06 : "Talk About Us"

1.7K 231 4
                                    

.

.

Mungkin beberapa hal tidak bisa kita ungkapkan secara langsung. Memilih memendamnya hanya untuk diri sendiri, aku yakin sebagian orang pasti punya satu rahasia. Atau mungkin, berbagi cerita adalah hal yang terbaik. Setiap orang itu berbeda.

Mustahil mungkin kata yang pas untuk menggambarkan apa yang ada dibenakku saat ini. Aku kira hanya ilusi, namun nyatanya bukan sekedar halusinasi. Berulang kali aku mengerjap memastikan bahwa lelaki yang berada dihadapanku kini adalah Hamam Prayoga.

"Biasa aja dong mukanya."

Pandangan Hamam terpaku pada interior masjid, namun dia tahu kalau aku masih memandanginya dengan raut terkejut. Hamam? Ikut liburan ke Jogja? Bagaimana bisa?

"Udah aku bilang, Ayahku itu guru di SMP ini. Dan Amel itu adikku. Terus aku ikut ke Jogja. Jelas, 'kan?" jelasnya lagi.

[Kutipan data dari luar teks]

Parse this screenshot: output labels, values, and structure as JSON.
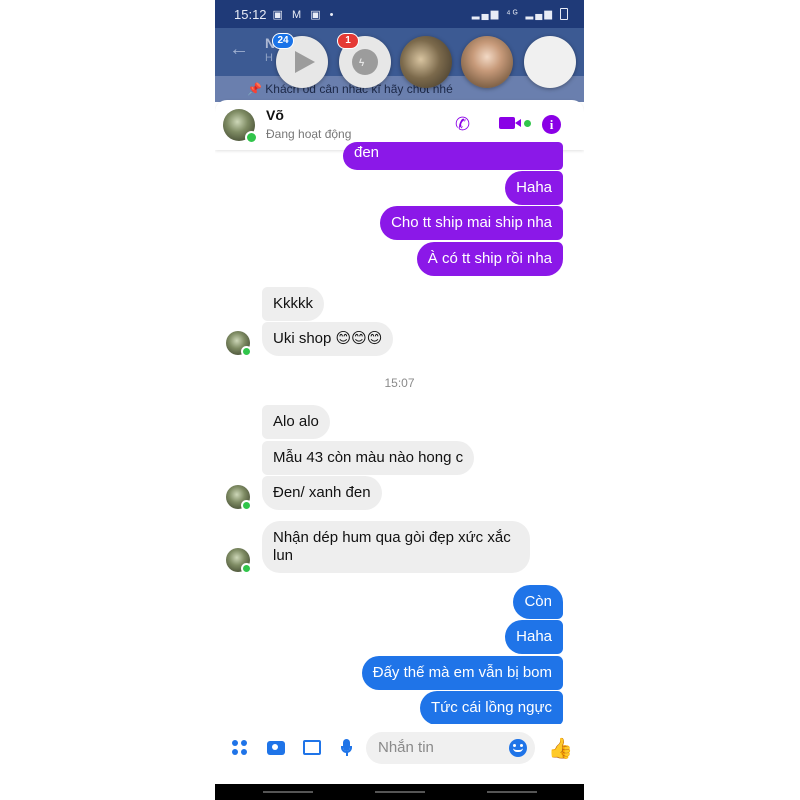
{
  "status_bar": {
    "time": "15:12",
    "icons": "▣ M ▣ •",
    "network": "⁴ᴳ"
  },
  "underlay": {
    "title": "N",
    "subtitle": "H",
    "banner": "📌 Khách od cân nhắc kĩ hãy chốt nhé"
  },
  "chat_heads": [
    {
      "badge": "24",
      "icon": "play-icon"
    },
    {
      "badge": "1",
      "icon": "messenger-icon"
    },
    {
      "icon": "contact-photo"
    },
    {
      "icon": "contact-photo"
    },
    {
      "icon": "empty-chat-head"
    }
  ],
  "chat_header": {
    "name": "Võ",
    "status": "Đang hoạt động",
    "icons": [
      "phone-icon",
      "video-call-icon",
      "info-icon"
    ],
    "accent": "#8b18e8"
  },
  "messages": {
    "out_1": "đen",
    "out_2": "Haha",
    "out_3": "Cho tt ship mai ship nha",
    "out_4": "À có tt ship rồi nha",
    "in_1": "Kkkkk",
    "in_2": "Uki shop 😊😊😊",
    "timestamp": "15:07",
    "in_3": "Alo alo",
    "in_4": "Mẫu 43 còn màu nào hong c",
    "in_5": "Đen/ xanh đen",
    "in_6_line1": "Nhận dép hum qua gòi đẹp xức xắc",
    "in_6_line2": "lun",
    "out_5": "Còn",
    "out_6": "Haha",
    "out_7": "Đấy thế mà em vẫn bị bom",
    "out_8": "Tức cái lồng ngực"
  },
  "colors": {
    "purple_bubble": "#8b18e8",
    "blue_bubble": "#1f74e8",
    "incoming_bubble": "#eeeeee"
  },
  "composer": {
    "placeholder": "Nhắn tin",
    "icons": [
      "apps-icon",
      "camera-icon",
      "gallery-icon",
      "mic-icon",
      "emoji-icon",
      "like-icon"
    ]
  }
}
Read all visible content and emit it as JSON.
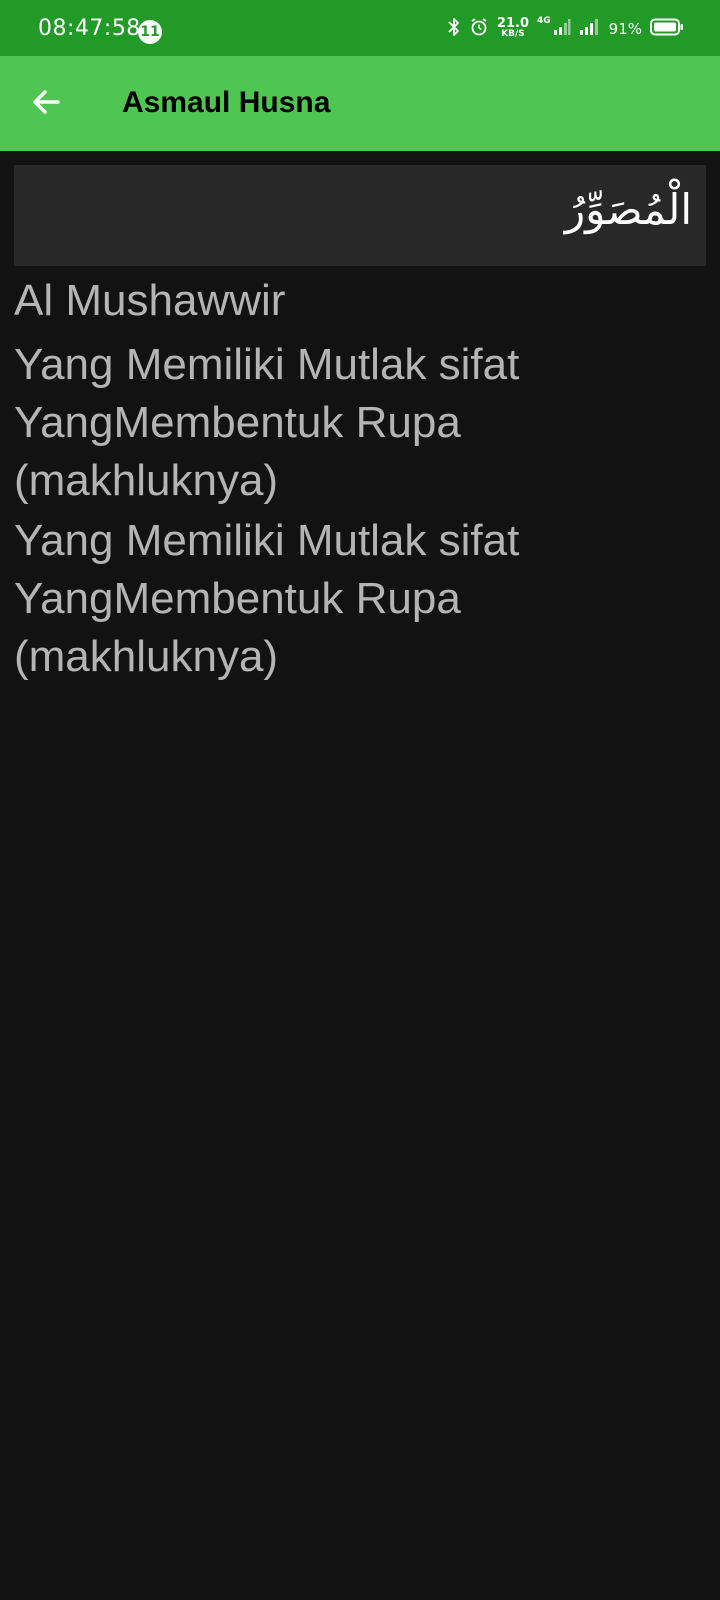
{
  "status_bar": {
    "time": "08:47:58",
    "notification_count": "11",
    "net_speed_value": "21.0",
    "net_speed_unit": "KB/S",
    "network_type": "4G",
    "battery_percent": "91%"
  },
  "app_bar": {
    "title": "Asmaul Husna",
    "back_icon": "arrow-left-icon"
  },
  "detail": {
    "arabic_name": "الْمُصَوِّرُ",
    "latin_name": "Al Mushawwir",
    "meaning_1": "Yang Memiliki Mutlak sifat YangMembentuk Rupa (makhluknya)",
    "meaning_2": "Yang Memiliki Mutlak sifat YangMembentuk Rupa (makhluknya)"
  },
  "colors": {
    "status_bar": "#229a27",
    "app_bar": "#4fc552",
    "background": "#121212",
    "arabic_box": "#282828",
    "text": "#b4b4b4"
  }
}
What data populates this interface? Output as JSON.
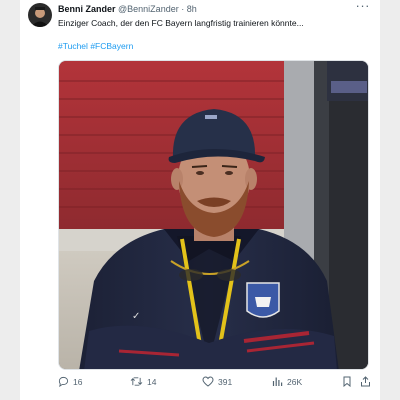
{
  "tweet": {
    "author_name": "Benni Zander",
    "author_handle": "@BenniZander",
    "separator": "·",
    "time": "8h",
    "more": "···",
    "text": "Einziger Coach, der den FC Bayern langfristig trainieren könnte...",
    "hashtags": [
      "#Tuchel",
      "#FCBayern"
    ]
  },
  "actions": {
    "replies": "16",
    "retweets": "14",
    "likes": "391",
    "views": "26K"
  },
  "colors": {
    "accent": "#1d9bf0",
    "text": "#0f1419",
    "muted": "#536471"
  },
  "icons": [
    "avatar",
    "more-icon",
    "reply-icon",
    "retweet-icon",
    "like-icon",
    "views-icon",
    "bookmark-icon",
    "share-icon"
  ]
}
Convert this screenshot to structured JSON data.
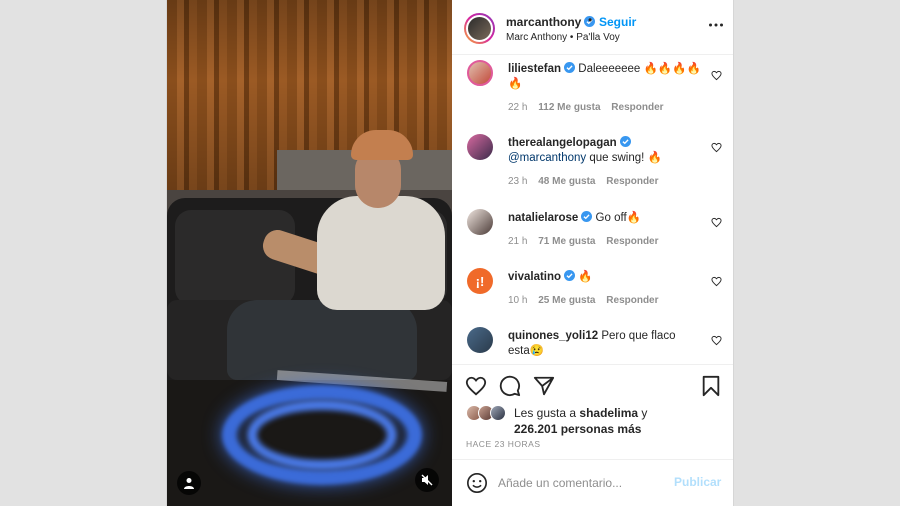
{
  "header": {
    "username": "marcanthony",
    "follow_label": "Seguir",
    "separator": "•",
    "subtitle": "Marc Anthony • Pa'lla Voy"
  },
  "comments": [
    {
      "user": "liliestefan",
      "verified": true,
      "text": "Daleeeeeee 🔥🔥🔥🔥🔥",
      "time": "22 h",
      "likes": "112 Me gusta",
      "reply": "Responder"
    },
    {
      "user": "therealangelopagan",
      "verified": true,
      "mention": "@marcanthony",
      "text": " que swing! 🔥",
      "time": "23 h",
      "likes": "48 Me gusta",
      "reply": "Responder"
    },
    {
      "user": "natalielarose",
      "verified": true,
      "text": "Go off🔥",
      "time": "21 h",
      "likes": "71 Me gusta",
      "reply": "Responder"
    },
    {
      "user": "vivalatino",
      "verified": true,
      "text": "🔥",
      "time": "10 h",
      "likes": "25 Me gusta",
      "reply": "Responder",
      "avatar_glyph": "¡!"
    },
    {
      "user": "quinones_yoli12",
      "verified": false,
      "text": "Pero que flaco esta😢",
      "time": "",
      "likes": "",
      "reply": ""
    }
  ],
  "likes": {
    "prefix": "Les gusta a ",
    "user": "shadelima",
    "middle": " y ",
    "count": "226.201 personas más"
  },
  "time_ago": "HACE 23 HORAS",
  "add_comment": {
    "placeholder": "Añade un comentario...",
    "publish_label": "Publicar"
  },
  "colors": {
    "link_blue": "#0095f6",
    "publish_disabled": "#b2dffc",
    "meta_gray": "#8e8e8e",
    "text": "#262626"
  },
  "icons": [
    "verified-badge-icon",
    "more-options-icon",
    "heart-icon",
    "comment-icon",
    "share-icon",
    "bookmark-icon",
    "emoji-icon",
    "user-tag-icon",
    "mute-icon"
  ]
}
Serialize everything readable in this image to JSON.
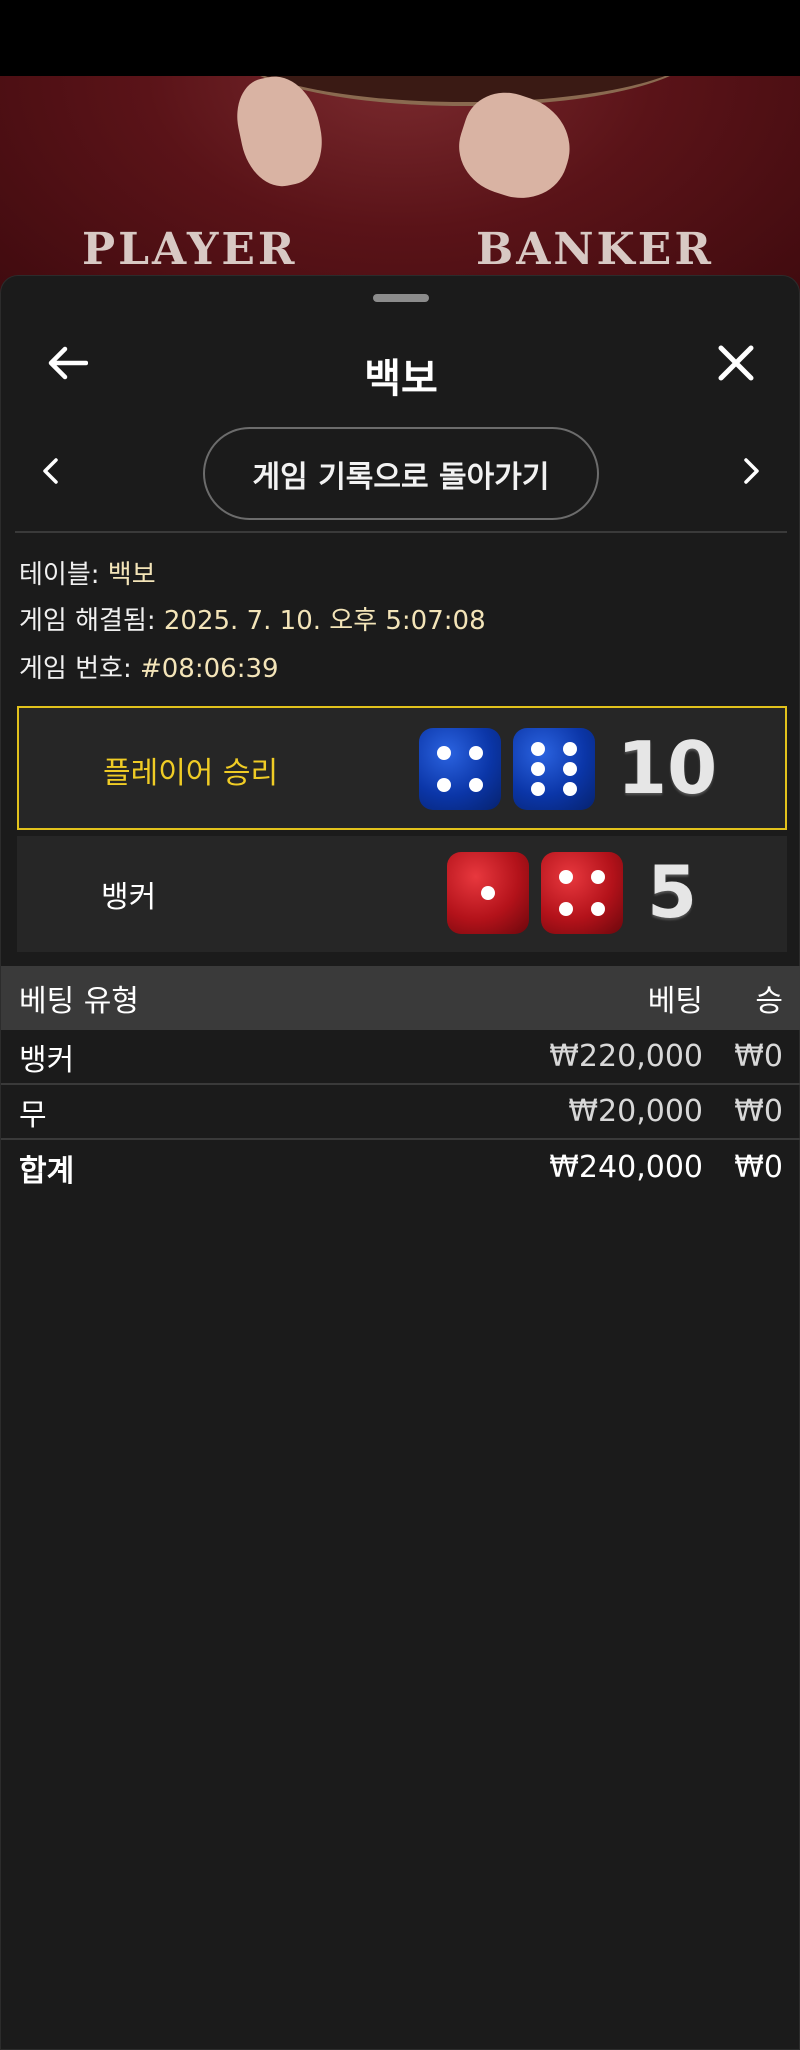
{
  "video": {
    "player_label": "PLAYER",
    "banker_label": "BANKER"
  },
  "header": {
    "title": "백보",
    "back_icon": "arrow-left-icon",
    "close_icon": "close-icon"
  },
  "nav": {
    "history_button": "게임 기록으로 돌아가기",
    "prev_icon": "chevron-left-icon",
    "next_icon": "chevron-right-icon"
  },
  "info": {
    "table_label": "테이블:",
    "table_value": "백보",
    "resolved_label": "게임 해결됨:",
    "resolved_value": "2025. 7. 10. 오후 5:07:08",
    "game_no_label": "게임 번호:",
    "game_no_value": "#08:06:39"
  },
  "results": {
    "player": {
      "label": "플레이어 승리",
      "dice": [
        4,
        6
      ],
      "score": "10",
      "color": "#f0cc25"
    },
    "banker": {
      "label": "뱅커",
      "dice": [
        1,
        4
      ],
      "score": "5"
    }
  },
  "bets": {
    "headers": {
      "type": "베팅 유형",
      "bet": "베팅",
      "win": "승"
    },
    "rows": [
      {
        "type": "뱅커",
        "bet": "₩220,000",
        "win": "₩0"
      },
      {
        "type": "무",
        "bet": "₩20,000",
        "win": "₩0"
      }
    ],
    "total": {
      "type": "합계",
      "bet": "₩240,000",
      "win": "₩0"
    }
  }
}
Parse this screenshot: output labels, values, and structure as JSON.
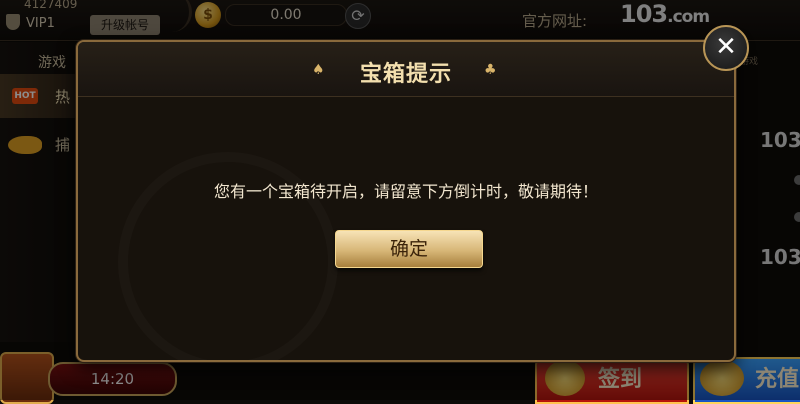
{
  "topbar": {
    "user_id": "4127409",
    "vip_label": "VIP1",
    "upgrade_label": "升级帐号",
    "coin_symbol": "$",
    "coin_balance": "0.00",
    "site_label": "官方网址:",
    "site_logo_main": "103",
    "site_logo_suffix": ".com"
  },
  "sidebar": {
    "header": "游戏",
    "hot_badge": "HOT",
    "hot_label": "热",
    "fish_label": "捕"
  },
  "right_panel": {
    "tab_text": "游戏",
    "logo_1": "103",
    "logo_2": "103"
  },
  "bottom": {
    "timer": "14:20",
    "checkin_label": "签到",
    "recharge_label": "充值"
  },
  "dialog": {
    "title": "宝箱提示",
    "message": "您有一个宝箱待开启，请留意下方倒计时，敬请期待！",
    "confirm_label": "确定",
    "close_symbol": "✕",
    "spade_symbol": "♠",
    "club_symbol": "♣"
  }
}
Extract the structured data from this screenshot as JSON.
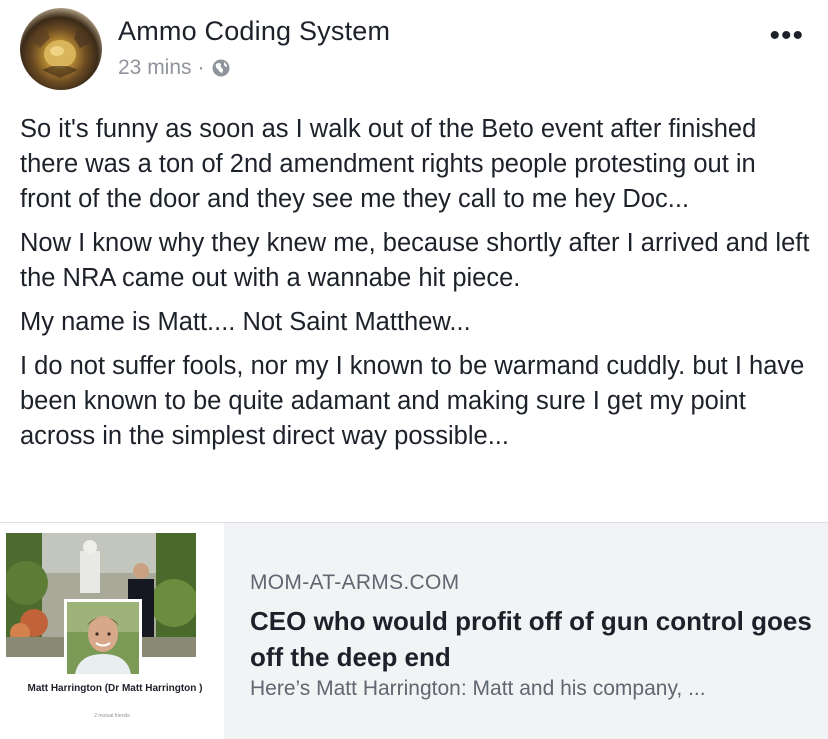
{
  "post": {
    "author": "Ammo Coding System",
    "time": "23 mins",
    "separator": "·",
    "privacy_icon": "globe-icon",
    "more_icon": "more-options-icon",
    "more_label": "•••",
    "paragraphs": [
      "So it's funny as soon as I walk out of the Beto event after finished there was a ton of 2nd amendment rights people protesting out in front of the door and they see me they call to me hey Doc...",
      "Now I know why they knew me, because shortly after I arrived and left the NRA came out with a wannabe hit piece.",
      "My name is Matt.... Not Saint Matthew...",
      "I do not suffer fools, nor my I known to be warmand cuddly. but I have been known to be quite adamant and making sure I get my point across in the simplest direct way possible..."
    ]
  },
  "link": {
    "thumbnail": {
      "name": "Matt Harrington (Dr Matt Harrington )",
      "mutual": "2 mutual friends"
    },
    "domain": "MOM-AT-ARMS.COM",
    "headline": "CEO who would profit off of gun control goes off the deep end",
    "description": "Here’s Matt Harrington: Matt and his company, ..."
  },
  "colors": {
    "text": "#1d2129",
    "meta": "#90949c",
    "card_bg": "#f2f3f5",
    "card_secondary": "#606770"
  }
}
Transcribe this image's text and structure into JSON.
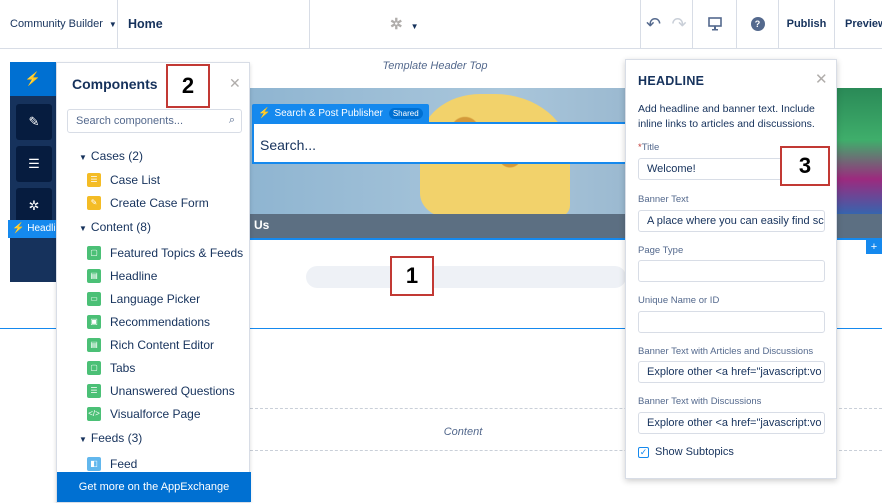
{
  "topbar": {
    "community_builder": "Community Builder",
    "home": "Home",
    "publish": "Publish",
    "preview": "Preview",
    "icons": [
      "undo-icon",
      "redo-icon",
      "device-preview-icon",
      "help-icon",
      "gear-icon"
    ]
  },
  "canvas": {
    "template_header_top": "Template Header Top",
    "search_tag": "Search & Post Publisher",
    "search_tag_shared": "Shared",
    "search_placeholder": "Search...",
    "us_bar": "Us",
    "content_label": "Content",
    "headline_tag": "Headli",
    "plus": "+"
  },
  "components": {
    "title": "Components",
    "search_placeholder": "Search components...",
    "sections": [
      {
        "label": "Cases (2)",
        "items": [
          "Case List",
          "Create Case Form"
        ]
      },
      {
        "label": "Content (8)",
        "items": [
          "Featured Topics & Feeds",
          "Headline",
          "Language Picker",
          "Recommendations",
          "Rich Content Editor",
          "Tabs",
          "Unanswered Questions",
          "Visualforce Page"
        ]
      },
      {
        "label": "Feeds (3)",
        "items": [
          "Feed"
        ]
      }
    ],
    "appexchange": "Get more on the AppExchange"
  },
  "headline_panel": {
    "title": "HEADLINE",
    "description": "Add headline and banner text. Include inline links to articles and discussions.",
    "fields": [
      {
        "label": "Title",
        "required": true,
        "value": "Welcome!"
      },
      {
        "label": "Banner Text",
        "required": false,
        "value": "A place where you can easily find sc"
      },
      {
        "label": "Page Type",
        "required": false,
        "value": ""
      },
      {
        "label": "Unique Name or ID",
        "required": false,
        "value": ""
      },
      {
        "label": "Banner Text with Articles and Discussions",
        "required": false,
        "value": "Explore other <a href=\"javascript:vo"
      },
      {
        "label": "Banner Text with Discussions",
        "required": false,
        "value": "Explore other <a href=\"javascript:vo"
      }
    ],
    "show_subtopics": "Show Subtopics",
    "show_subtopics_checked": true
  },
  "callouts": [
    "1",
    "2",
    "3"
  ],
  "colors": {
    "accent": "#1589ee",
    "brand": "#0070d2",
    "callout_border": "#c23934"
  }
}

Sudah 3 kali Hamam menjelaskan kronologi mengapa dia sekarang berada dihadapanku. Sulit dipercaya, jadi dia ini masnya Amel. Kok aku nggak ngeh, ya? Mereka berdua sebenarnya mirip tapi sifatnya yang berbeda. Kalau Hamam cenderung dingin, lain dengan adiknya yang hangat sehangat matahari. Okay, Dana kendalikan dirimu!

"Mmm, sebenernya aku masih kaget. Tapi, ya udah, deh," gumamku.

"Udah salat?" Kali ini Hamam mengarahkan pandangannya padaku. Sementara aku mengangguk pelan.

"Ya udah, ayo masuk bus!" ajaknya. Mungkin dia kedinginan berada di luar sini.

Segera aku menggeleng cepat. "Kamu duluan aja, aku nanti."

Hamam berdecak. "Kenapa sih?"

"Aku mau itu...eum-pipis dulu," cicitku dengan wajah yang tertunduk.

Dia mengangguk lalu melenggang pergi. Setelah memastikan Hamam masuk bus, aku langsung pergi ke kamar mandi untuk menuntaskan hajat. Kalau sedang dingin seperti ini, aku akan sangat mudah untuk buang air kecil. Tangan dan kakiku pun akan sama dinginnya.

^_^

Kali ini aku masuk bus dan mendapati Hamam tengah memejamkan mata di bangku depanku. Aku diam saja lalu kembali duduk. Dia juga sepertinya sangat lelah. Baru aku duduk, Gina dan Amel sudah kembali setelah melakukan salat.

"Mbak Dana nggak tungguin aku." Ah, gadis ini marah padaku rupanya.

"Kamu, 'kan sama Ibu. Mbak Dana capek, ah." Kusilangkan tangan di dada. Berpura-pura merajuk pada adik kecilku ini.

"Ih, jahat." Aku membalas dengan tawa renyah saja.

"Ini mau ke Merapi ya, Mbak?" Amel tiba-tiba berdiri dari bangkunya lalu menengok ke arahku dan Gina.

"Kayaknya, sih ke hotel dulu, nanti jam 8 kita ke Merapi."

"Oh, ya udah. Aku mau lanjut bobo," tutur Amel.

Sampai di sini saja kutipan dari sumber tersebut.